¿Es el turismo una forma de homogeneizar el mundo, al exigir el mismo tipo de servicios en todos lados? ¿Es el turismo una forma de diversificar el mundo, al llevar diferentes miradas a lugares donde antes sólo primaban los sentidos comunes de los grupos locales?

La tensión entre homogeneidad y heterogeneidad aparece todo el tiempo cuando queremos analizar al turismo como un fenómeno social. Por un lado, porque es fácil condenarlo como una práctica obvia y rutinaria; es fácil hablar de los turistas, uno tras otro, sacando fotos del mismo lugar, en poses muy similares. Desde ese punto de vista, el turismo es al viaje lo que McDonald’s a la comida; una forma obvia y aburrida de presentar el mundo, pero tranquiliza al consumidor al limitar sus opciones y no abrumarlo a la hora de tomar decisiones.

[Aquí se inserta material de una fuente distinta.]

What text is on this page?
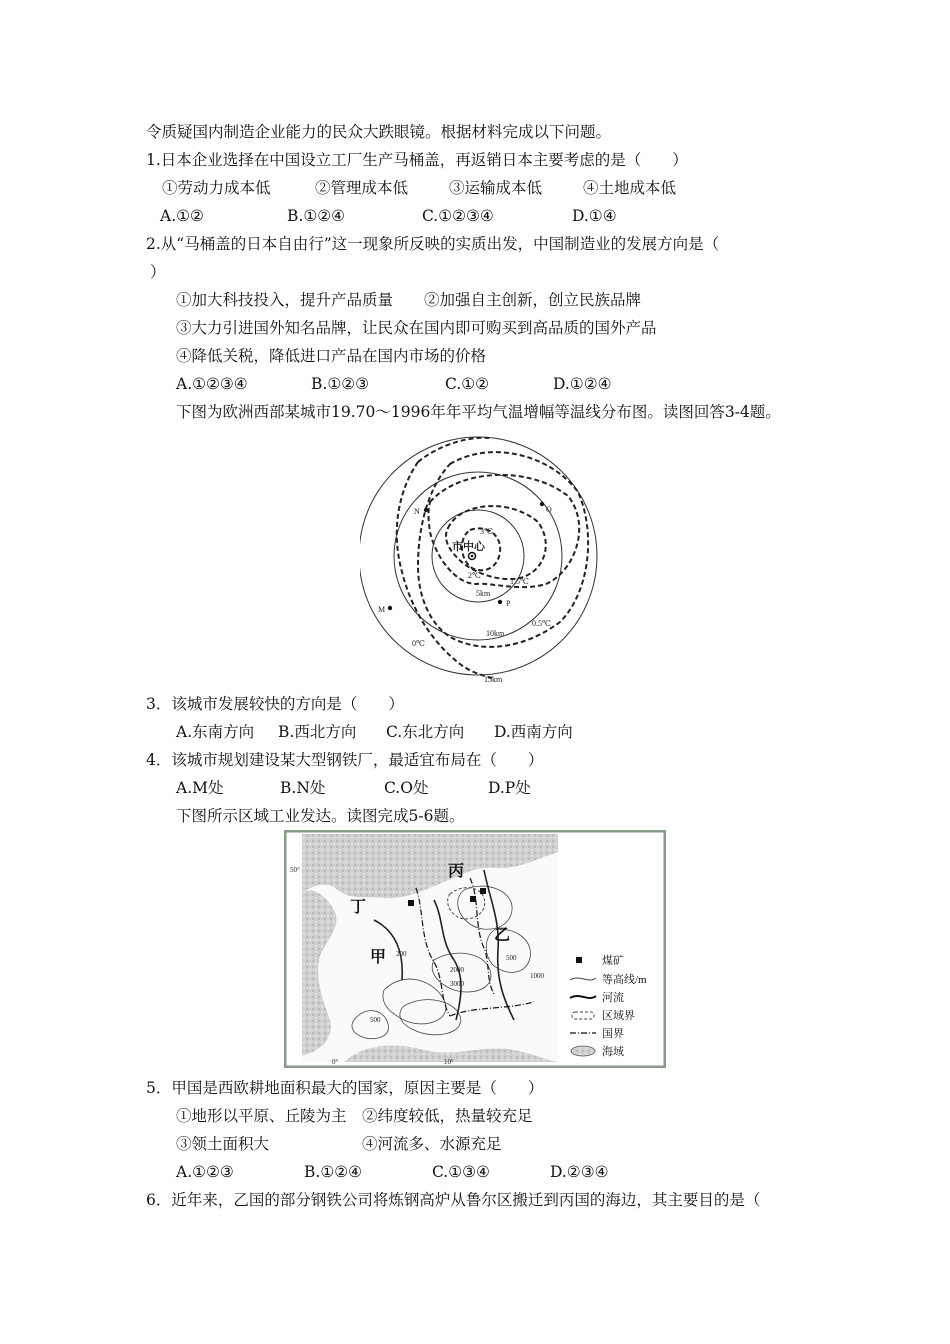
令质疑国内制造企业能力的民众大跌眼镜。根据材料完成以下问题。
1.日本企业选择在中国设立工厂生产马桶盖，再返销日本主要考虑的是（　　）
①劳动力成本低	②管理成本低	③运输成本低	④土地成本低
A.①②	B.①②④	C.①②③④	D.①④
2.从“马桶盖的日本自由行”这一现象所反映的实质出发，中国制造业的发展方向是（
）
①加大科技投入，提升产品质量　　②加强自主创新，创立民族品牌
③大力引进国外知名品牌，让民众在国内即可购买到高品质的国外产品
④降低关税，降低进口产品在国内市场的价格
A.①②③④	B.①②③	C.①②	D.①②④
下图为欧洲西部某城市19.70～1996年年平均气温增幅等温线分布图。读图回答3-4题。
市中心
3℃
2℃
1.5℃
0.5℃
0℃
5km
10km
15km
M
N	O
P
3．该城市发展较快的方向是（　　）
A.东南方向 B.西北方向 C.东北方向 D.西南方向
4．该城市规划建设某大型钢铁厂，最适宜布局在（　　）
A.M处	B.N处	C.O处	D.P处
下图所示区域工业发达。读图完成5-6题。
甲
乙
丙
丁
50°
0°	10°
200	500
1000
2000
3000
500
煤矿
等高线/m
河流
区域界
国界
海域
5．甲国是西欧耕地面积最大的国家，原因主要是（　　）
①地形以平原、丘陵为主　②纬度较低，热量较充足
③领土面积大　　　　　　④河流多、水源充足
A.①②③	B.①②④	C.①③④	D.②③④
6．近年来，乙国的部分钢铁公司将炼钢高炉从鲁尔区搬迁到丙国的海边，其主要目的是（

El problema de esta presentación del turismo es que, a la vez que algunos opinan que está mcdonalizando el mundo, se han abierto decenas de nuevas formas de viajar. De hecho, estamos en la época en la cual las opciones de viajes son, sobre todo para quienes tienen dinero para pagarlas, realmente enormes. Al igual que con otros tipos de productos, en el turismo convive la commodity y la especialidad. No debería sorprender; al fin y al cabo, todo se rige por el mismo sistema económico. Lo que me llama la atención es que las mismas personas que son capaces de dar cuenta de esa tensión entre commodity y especialidad en muchos ámbitos, como vinos y autos, por dar dos ejemplos, sigan insistiendo en esa mirada acerca de que “el turismo todo lo homogeneiza”, y presenten el tema ya no como un efecto de disposiciones económicas particulares, sino como una consecuencia misma del turismo. De la misma forma en que el mercado tiende a presentar ofertas homogéneas y masivas, es capaz de construir otras mucho más heterogéneas y exclusivas. Obviamente, esto no las hace mejores; simplemente, las lleva a posicionarse de manera diferente.

La discusión sobre la tensión entre la homogeneización y la heterogeneización en el turismo ya tiene un largo tiempo. Probablemente, una buena manera de salir de ella es dejar de hablar en términos tan generales; incluso cuando el sistema económico pueda ser similar, los impactos sobre los destinos y culturas locales varían, y mucho. Y mientras un destino nos muestra lo mucho el turismo puede homogeneizar, otros nos ofrecen una mirada muy interesante acerca de las heterogéneas consecuencias de su crecimiento e instalación en ciertos lugares del mundo.